I like sex. I didn’t realize how much I liked it until this marriage. I always felt that something was wrong with the infrequency of intimacy in my first marriage (as in, months in between was normal), but I assumed that was just because I knew theoretically that a healthy sex life was important to a healthy marriage. With my husband now, who actually has a normal male sex drive…I have discovered that I also have a high sex drive and I just really, really like having sex. And I think we are pretty good at it. We have fun, and we are definitely not afraid to try different things. No more needs to be said there.
But not only is sex fun and satisfying…it is one of the primary ways that we connect with each other. So we are very regular, regardless of where I’m at in my cycle. If we go too many days, we both feel the disconnect.
However, during what I assume is my fertile window (which is hard to pinpoint due to my lack of fertility indicators…making it longer in perception than it actually is), the only reason I am interested in sex is to make a baby.

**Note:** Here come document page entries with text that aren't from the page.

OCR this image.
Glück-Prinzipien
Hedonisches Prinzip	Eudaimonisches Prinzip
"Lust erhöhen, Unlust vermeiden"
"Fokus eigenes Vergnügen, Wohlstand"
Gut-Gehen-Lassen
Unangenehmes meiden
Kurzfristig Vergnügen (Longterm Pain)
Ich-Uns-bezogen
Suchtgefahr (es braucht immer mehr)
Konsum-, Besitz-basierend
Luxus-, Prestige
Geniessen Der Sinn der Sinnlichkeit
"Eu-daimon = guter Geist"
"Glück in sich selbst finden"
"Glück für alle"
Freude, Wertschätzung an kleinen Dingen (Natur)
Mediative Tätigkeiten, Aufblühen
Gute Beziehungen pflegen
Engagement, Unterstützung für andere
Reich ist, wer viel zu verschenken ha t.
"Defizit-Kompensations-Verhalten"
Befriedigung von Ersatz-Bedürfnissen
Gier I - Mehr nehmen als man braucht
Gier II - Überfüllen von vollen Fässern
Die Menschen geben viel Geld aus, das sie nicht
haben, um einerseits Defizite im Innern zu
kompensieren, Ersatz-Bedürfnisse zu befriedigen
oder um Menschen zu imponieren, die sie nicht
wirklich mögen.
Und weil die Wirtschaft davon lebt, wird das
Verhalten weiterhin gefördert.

The only reason I try to get him aroused or put on lingerie is because ‘ovulation could be just around the corner.’ It is no longer about the intimacy, about serving my husband, about enjoying him and this aspect of our relationship.
- The nights we have sex I’m thinking; “could this be it?” and “thank goodness we hit another night in the window” and already calculating due dates and odds of success.

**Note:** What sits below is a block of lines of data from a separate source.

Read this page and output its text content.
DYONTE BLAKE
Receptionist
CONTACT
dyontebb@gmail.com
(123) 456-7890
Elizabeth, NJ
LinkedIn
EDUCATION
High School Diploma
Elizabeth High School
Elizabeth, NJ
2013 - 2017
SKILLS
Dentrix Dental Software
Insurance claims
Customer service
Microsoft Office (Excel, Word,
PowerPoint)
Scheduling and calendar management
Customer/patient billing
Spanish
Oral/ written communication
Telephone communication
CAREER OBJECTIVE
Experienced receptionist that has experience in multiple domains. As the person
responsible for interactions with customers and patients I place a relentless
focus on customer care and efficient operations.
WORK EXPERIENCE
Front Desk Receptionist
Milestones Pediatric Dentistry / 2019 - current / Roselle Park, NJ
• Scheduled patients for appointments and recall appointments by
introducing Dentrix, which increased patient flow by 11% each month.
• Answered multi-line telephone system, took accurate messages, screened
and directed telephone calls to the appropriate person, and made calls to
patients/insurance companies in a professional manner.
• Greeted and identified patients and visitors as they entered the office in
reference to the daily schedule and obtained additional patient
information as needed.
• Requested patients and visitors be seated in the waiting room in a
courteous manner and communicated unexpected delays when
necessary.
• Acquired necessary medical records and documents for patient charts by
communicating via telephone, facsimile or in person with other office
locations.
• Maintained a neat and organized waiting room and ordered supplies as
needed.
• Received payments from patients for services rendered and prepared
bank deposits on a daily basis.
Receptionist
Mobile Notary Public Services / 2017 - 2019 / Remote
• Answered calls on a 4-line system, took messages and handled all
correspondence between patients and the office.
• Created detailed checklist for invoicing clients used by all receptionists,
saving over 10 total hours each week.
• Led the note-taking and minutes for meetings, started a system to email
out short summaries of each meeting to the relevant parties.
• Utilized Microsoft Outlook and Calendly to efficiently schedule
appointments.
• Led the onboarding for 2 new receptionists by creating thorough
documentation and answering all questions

- The nights we don’t have sex I’m thinking, “if I don’t get a positive this month, is it because we missed tonight?” and “how can I get him to be interested in having sex without telling him why I want it?”
I struggle with wanting to tell him that I’m possibly fertile so that he prioritizes intimacy even more than he normally would…and not wanting to tell him because I want him to be able to enjoy the intimacy without feeling the pressure to finish (and because I’m not supposed to be tracking as much as I am….)
So there it is. When I am mid cycle, I’m an extremely selfish (and dishonest) wife. Sex becomes about making a baby, not about expressing love to my husband or seeking to be intimate with him for the sake of our marriage.
I don’t know what to do with that. I mean, I know I need to ask God for forgiveness and I probably should also be honest with my husband (and ask his forgiveness). But I don’t know how to adjust my attitude so that this doesn’t keep happening…other than going back to not tracking at all but that has brought it’s own set of problems.